How much did American use these platforms during Covid? Here’s some stats from Statista:
- In March, Skype had more than 59 million daily users
- Zoom had more than 27 million downloads in March
Back in May, Ipsos surveyed more than 1,000 adults (over age 18) for the Mozilla Foundation and offered even more data related to our videoconferencing habits related to lockdown:
- Almost 60 percent use these virtual conferencing either for their job or just to socialize
- Almost ¾ of young adults (defined as 18-34) use these platforms
- 85 percent reported that they will use videoconferencing after the lockdowns
- 54 percent expressed concerns about their home being on view (privacy issues)
- Zoom was the favorite platform (66 percent!)
Those who were unpartnered or who didn’t feel comfortable quarantining with a partner might have had to rely on virtual dates, too. If those meet-ups happened via platforms like Zoom or Skype, maybe couples had unique backgrounds to make those dates a bit more adventurous. Set the mood with a beach or maybe a romantic forest! Or choose something quirky? Virtual dates were a reality in 2020, and augmented reality likely played a part, too.
A New Year: Augmented Reality in 2021
In March, lockdowns began in many parts of the U.S. Since that time, many have remained working from home and using teleconferencing platforms to stay in touch with colleagues, managers, friends, relatives and, of course, teachers. Students may have started back to in-person learning only to head back home, some might have never returned to school. Others may be enjoying life in the classroom again. Others might be using even more augmented reality in the classroom…or at home for the classroom.

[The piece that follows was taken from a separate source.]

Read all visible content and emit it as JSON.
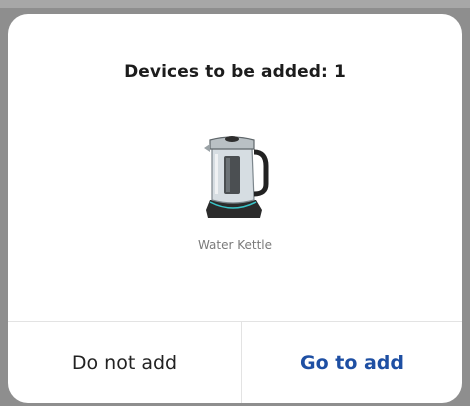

Covid threw our lives into a completely different world. Looking ahead, will augmented reality continue to be a part of our lives? Or will we once again go back to the face-to-face normal? Ipsos’ survey revealed that most people would continue using virtual platforms. And some businesses could embrace work-from-home as the standard. While the pivot to a virtual workplace may have been strange for many, it did perhaps start to feel normal. Could businesses keep workers at the home office? Perhaps.
Augmented reality gaming has been around for years; Pokemon GO has been popular since its release several years ago. The rise of AR gaming during the pandemic may actually have had benefits, too. When socialization wasn’t an option, the augmented world allowed gamers to experience something different. Maybe they mixed potions, found Pokemon, built augmented worlds or ran from zombies. But they could socialize. And get moving.
Museums will once again open up. Although when that happens may be the big question mark. Some may be open now…depending on the area and the restrictions. Looking ahead, though, there will be a day when the old normal becomes the new normal once again. But what that looks like is really the greatest unknown of the post-pandemic future. Who knows what trends will stay, what ones will be left in the dust and what new technology could emerge.